QLoRA fine-tuning example
from transformers import AutoModelForCausalLM, AutoTokenizer, BitsAndBytesConfig
from peft import LoraConfig, get_peft_model, TaskType
import torch
model_name = "meta-llama/Llama-3.1-8B-Instruct"
# Load base model with 4-bit quantization
bnb_config = BitsAndBytesConfig(
load_in_4bit=True,
bnb_4bit_compute_dtype=torch.float16
)
model = AutoModelForCausalLM.from_pretrained(
model_name,
quantization_config=bnb_config,
device_map="auto"
)
# Load tokenizer
tokenizer = AutoTokenizer.from_pretrained(model_name)
# Configure LoRA
config = LoraConfig(
r=16,
lora_alpha=32,
target_modules=["q_proj", "v_proj"],
lora_dropout=0.05,
task_type=TaskType.CAUSAL_LM
)
# Apply LoRA on quantized model
model = get_peft_model(model, config)
# Example input
inputs = tokenizer("Hello, how are you?", return_tensors="pt").to(model.device)
# Forward pass
outputs = model(**inputs)
print("QLoRA fine-tuning setup complete.") QLoRA fine-tuning setup complete.
When to use each
LoRA is ideal when you have moderate GPU memory and want fast, parameter-efficient fine-tuning with minimal accuracy loss.

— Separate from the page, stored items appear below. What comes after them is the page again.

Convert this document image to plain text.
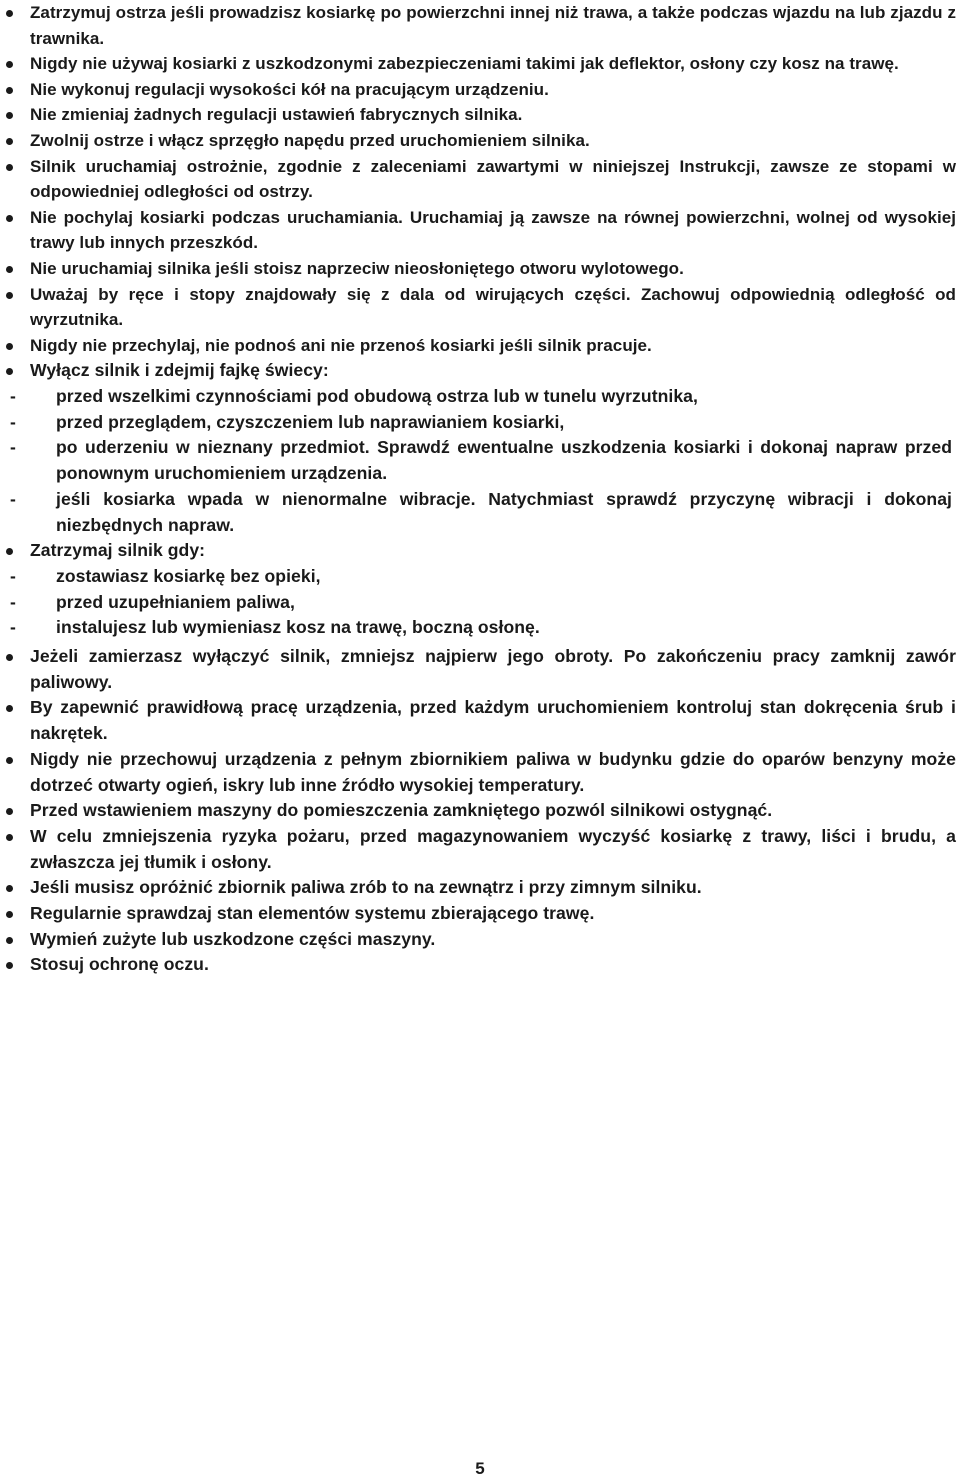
Zatrzymuj ostrza jeśli prowadzisz kosiarkę po powierzchni innej niż trawa, a także podczas wjazdu na lub zjazdu z trawnika.
Nigdy nie używaj kosiarki z uszkodzonymi zabezpieczeniami takimi jak deflektor, osłony czy kosz na trawę.
Nie wykonuj regulacji wysokości kół na pracującym urządzeniu.
Nie zmieniaj żadnych regulacji ustawień fabrycznych silnika.
Zwolnij ostrze i włącz sprzęgło napędu przed uruchomieniem silnika.
Silnik uruchamiaj ostrożnie, zgodnie z zaleceniami zawartymi w niniejszej Instrukcji, zawsze ze stopami w odpowiedniej odległości od ostrzy.
Nie pochylaj kosiarki podczas uruchamiania. Uruchamiaj ją zawsze na równej powierzchni, wolnej od wysokiej trawy lub innych przeszkód.
Nie uruchamiaj silnika jeśli stoisz naprzeciw nieosłoniętego otworu wylotowego.
Uważaj by ręce i stopy znajdowały się z dala od wirujących części. Zachowuj odpowiednią odległość od wyrzutnika.
Nigdy nie przechylaj, nie podnoś ani nie przenoś kosiarki jeśli silnik pracuje.
Wyłącz silnik i zdejmij fajkę świecy:
- przed wszelkimi czynnościami pod obudową ostrza lub w tunelu wyrzutnika,
- przed przeglądem, czyszczeniem lub naprawianiem kosiarki,
- po uderzeniu w nieznany przedmiot. Sprawdź ewentualne uszkodzenia kosiarki i dokonaj napraw przed ponownym uruchomieniem urządzenia.
- jeśli kosiarka wpada w nienormalne wibracje. Natychmiast sprawdź przyczynę wibracji i dokonaj niezbędnych napraw.
Zatrzymaj silnik gdy:
- zostawiasz kosiarkę bez opieki,
- przed uzupełnianiem paliwa,
- instalujesz lub wymieniasz kosz na trawę, boczną osłonę.
Jeżeli zamierzasz wyłączyć silnik, zmniejsz najpierw jego obroty. Po zakończeniu pracy zamknij zawór paliwowy.
By zapewnić prawidłową pracę urządzenia, przed każdym uruchomieniem kontroluj stan dokręcenia śrub i nakrętek.
Nigdy nie przechowuj urządzenia z pełnym zbiornikiem paliwa w budynku gdzie do oparów benzyny może dotrzeć otwarty ogień, iskry lub inne źródło wysokiej temperatury.
Przed wstawieniem maszyny do pomieszczenia zamkniętego pozwól silnikowi ostygnąć.
W celu zmniejszenia ryzyka pożaru, przed magazynowaniem wyczyść kosiarkę z trawy, liści i brudu, a zwłaszcza jej tłumik i osłony.
Jeśli musisz opróżnić zbiornik paliwa zrób to na zewnątrz i przy zimnym silniku.
Regularnie sprawdzaj stan elementów systemu zbierającego trawę.
Wymień zużyte lub uszkodzone części maszyny.
Stosuj ochronę oczu.
5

It suits models up to around 13B parameters on typical GPUs.
QLoRA is best when working with very large models (30B+ parameters) on limited hardware, as 4-bit quantization drastically reduces memory usage while maintaining accuracy. It is slightly slower but enables fine-tuning models otherwise too large to handle.
| Use case | Recommended technique | Reason |
|---|---|---|
| Fine-tuning 7B-13B models on standard GPUs | LoRA | Simple, fast, minimal memory overhead |
| Fine-tuning 30B+ models on limited GPU memory | QLoRA | 4-bit quantization enables large model support |
| Max accuracy with no memory constraints | Full fine-tuning | All parameters updated for best results |
| Modular fine-tuning with reusable adapters | LoRA or Adapter tuning | Easy to switch tasks without full retraining |
Pricing and access
Both LoRA and QLoRA are open-source techniques implemented via libraries like peft and transformers. Costs depend on your compute environment.

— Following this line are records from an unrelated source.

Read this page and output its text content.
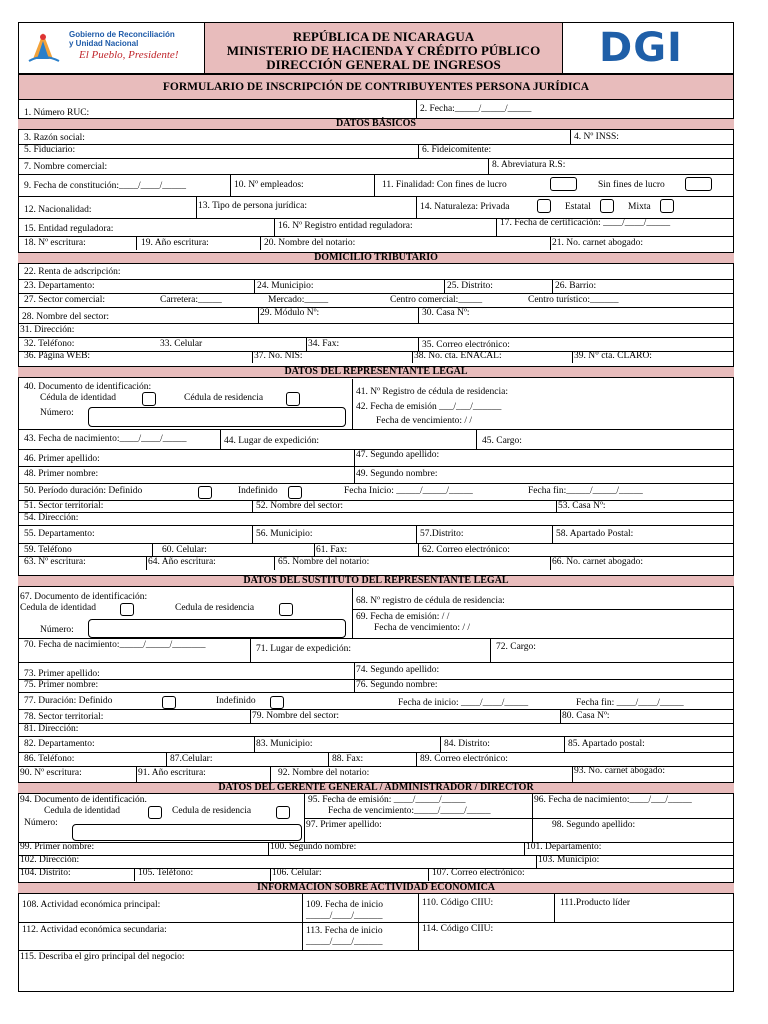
Gobierno de Reconciliación
y Unidad Nacional
El Pueblo, Presidente!
REPÚBLICA DE NICARAGUA
MINISTERIO DE HACIENDA Y CRÉDITO PÚBLICO
DIRECCIÓN GENERAL DE INGRESOS	DGI
FORMULARIO DE INSCRIPCIÓN DE CONTRIBUYENTES PERSONA JURÍDICA
1. Número RUC:	2. Fecha:_____/_____/_____
DATOS BÁSICOS
3. Razón social:	4. Nº INSS:
5. Fiduciario:	6. Fideicomitente:
7. Nombre comercial:	8. Abreviatura R.S:
9. Fecha de constitución:____/____/_____	10. Nº empleados:	11. Finalidad: Con fines de lucro	Sin fines de lucro
12. Nacionalidad:	13. Tipo de persona jurídica:	14. Naturaleza: Privada	Estatal	Mixta
15. Entidad reguladora:	16. Nº Registro entidad reguladora:	17. Fecha de certificación: ____/____/_____
18. Nº escritura:	19. Año escritura:	20. Nombre del notario:	21. No. carnet abogado:
DOMICILIO TRIBUTARIO
22. Renta de adscripción:
23. Departamento:	24. Municipio:	25. Distrito:	26. Barrio:
27. Sector comercial:	Carretera:_____	Mercado:_____	Centro comercial:_____	Centro turístico:______
28. Nombre del sector:	29. Módulo Nº:	30. Casa Nº:
31. Dirección:
32. Teléfono:	33. Celular	34. Fax:	35. Correo electrónico:
36. Página WEB:	37. No. NIS:	38. No. cta. ENACAL:	39. N° cta. CLARO:
DATOS DEL REPRESENTANTE LEGAL
40. Documento de identificación:
Cédula de identidad	Cédula de residencia
Número:
41. Nº Registro de cédula de residencia:
42. Fecha de emisión ___/___/______
Fecha de vencimiento: / /
43. Fecha de nacimiento:____/____/_____	44. Lugar de expedición:	45. Cargo:
46. Primer apellido:	47. Segundo apellido:
48. Primer nombre:	49. Segundo nombre:
50. Período duración: Definido	Indefinido	Fecha Inicio: _____/_____/_____	Fecha fin:_____/_____/_____
51. Sector territorial:	52. Nombre del sector:	53. Casa Nº:
54. Dirección:
55. Departamento:	56. Municipio:	57.Distrito:	58. Apartado Postal:
59. Teléfono	60. Celular:	61. Fax:	62. Correo electrónico:
63. Nº escritura:	64. Año escritura:	65. Nombre del notario:	66. No. carnet abogado:
DATOS DEL SUSTITUTO DEL REPRESENTANTE LEGAL
67. Documento de identificación:
Cedula de identidad	Cedula de residencia
Número:
68. Nº registro de cédula de residencia:
69. Fecha de emisión: / /
Fecha de vencimiento: / /
70. Fecha de nacimiento:_____/_____/_______	71. Lugar de expedición:	72. Cargo:
73. Primer apellido:	74. Segundo apellido:
75. Primer nombre:	76. Segundo nombre:
77. Duración: Definido	Indefinido	Fecha de inicio: ____/____/_____	Fecha fin: ____/____/_____
78. Sector territorial:	79. Nombre del sector:	80. Casa Nº:
81. Dirección:
82. Departamento:	83. Municipio:	84. Distrito:	85. Apartado postal:
86. Teléfono:	87.Celular:	88. Fax:	89. Correo electrónico:
90. Nº escritura:	91. Año escritura:	92. Nombre del notario:	93. No. carnet abogado:
DATOS DEL GERENTE GENERAL / ADMINISTRADOR / DIRECTOR
94. Documento de identificación.
Cedula de identidad	Cedula de residencia
Número:
95. Fecha de emisión: ____/_____/_____
Fecha de vencimiento:_____/_____/_____
96. Fecha de nacimiento:____/___/_____
97. Primer apellido:	98. Segundo apellido:
99. Primer nombre:	100. Segundo nombre:	101. Departamento:
102. Dirección:	103. Municipio:
104. Distrito:	105. Teléfono:	106. Celular:	107. Correo electrónico:
INFORMACION SOBRE ACTIVIDAD ECONOMICA
108. Actividad económica principal:	109. Fecha de inicio
_____/____/______
110. Código CIIU:	111.Producto líder
112. Actividad económica secundaria:	113. Fecha de inicio
_____/____/______
114. Código CIIU:
115. Describa el giro principal del negocio:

| Option | Free | Paid | API access |
|---|---|---|---|
| LoRA | Yes (open-source libraries) | Compute cost for training | No direct API; integrate with models locally or cloud |
| QLoRA | Yes (open-source libraries) | Compute cost for training | No direct API; requires local or cloud GPU setup |
| Full fine-tuning | Yes (open-source) | High compute cost | No direct API; typically custom training pipelines |
| Adapter tuning | Yes (open-source) | Compute cost varies | No direct API; local/cloud integration |
Key Takeaways
- LoRA reduces trainable parameters by injecting low-rank matrices, enabling efficient fine-tuning.
- QLoRA combines 4-bit quantization with LoRA to fine-tune very large models on limited hardware.

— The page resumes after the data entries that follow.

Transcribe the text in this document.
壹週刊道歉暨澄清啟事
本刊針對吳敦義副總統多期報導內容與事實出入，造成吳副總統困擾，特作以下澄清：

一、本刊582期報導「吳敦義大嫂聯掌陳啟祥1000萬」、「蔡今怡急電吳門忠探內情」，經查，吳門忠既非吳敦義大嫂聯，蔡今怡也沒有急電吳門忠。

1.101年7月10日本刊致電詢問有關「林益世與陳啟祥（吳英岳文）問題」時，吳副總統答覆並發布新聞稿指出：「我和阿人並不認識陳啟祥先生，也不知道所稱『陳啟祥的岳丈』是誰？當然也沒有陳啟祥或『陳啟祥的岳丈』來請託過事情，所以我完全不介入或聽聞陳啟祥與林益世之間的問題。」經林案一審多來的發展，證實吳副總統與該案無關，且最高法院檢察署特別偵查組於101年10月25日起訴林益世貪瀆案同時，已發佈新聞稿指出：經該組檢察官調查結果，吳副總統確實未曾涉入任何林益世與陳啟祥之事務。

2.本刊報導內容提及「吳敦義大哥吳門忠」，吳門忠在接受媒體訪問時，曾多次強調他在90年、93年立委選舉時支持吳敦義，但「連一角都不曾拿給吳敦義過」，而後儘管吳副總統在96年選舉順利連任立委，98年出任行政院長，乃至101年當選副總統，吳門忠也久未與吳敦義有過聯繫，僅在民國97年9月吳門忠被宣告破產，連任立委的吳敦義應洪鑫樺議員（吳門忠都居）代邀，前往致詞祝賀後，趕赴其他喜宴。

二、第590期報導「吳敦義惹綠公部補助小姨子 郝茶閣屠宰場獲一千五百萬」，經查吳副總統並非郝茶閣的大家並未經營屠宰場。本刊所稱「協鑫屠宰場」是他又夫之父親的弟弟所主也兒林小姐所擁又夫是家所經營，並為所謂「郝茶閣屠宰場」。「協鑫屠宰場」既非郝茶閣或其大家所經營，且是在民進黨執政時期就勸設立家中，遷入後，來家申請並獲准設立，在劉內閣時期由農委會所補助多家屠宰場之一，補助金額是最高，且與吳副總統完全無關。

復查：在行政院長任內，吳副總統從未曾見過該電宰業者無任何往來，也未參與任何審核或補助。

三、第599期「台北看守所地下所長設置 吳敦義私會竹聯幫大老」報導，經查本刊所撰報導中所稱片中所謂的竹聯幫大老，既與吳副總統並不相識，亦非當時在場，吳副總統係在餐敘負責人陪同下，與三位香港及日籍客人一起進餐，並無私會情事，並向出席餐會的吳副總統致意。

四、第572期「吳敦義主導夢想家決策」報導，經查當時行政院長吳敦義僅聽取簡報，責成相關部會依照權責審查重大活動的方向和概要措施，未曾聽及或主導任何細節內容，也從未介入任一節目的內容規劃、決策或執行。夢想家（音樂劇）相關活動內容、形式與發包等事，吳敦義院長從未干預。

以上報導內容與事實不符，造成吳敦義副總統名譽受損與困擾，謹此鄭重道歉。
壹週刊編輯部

- Use LoRA for faster training on moderate-sized models; use QLoRA for memory-constrained large model fine-tuning.
- Both techniques maintain accuracy close to full fine-tuning but drastically reduce resource requirements.
- Open-source libraries like peft and transformers support both methods without direct API offerings.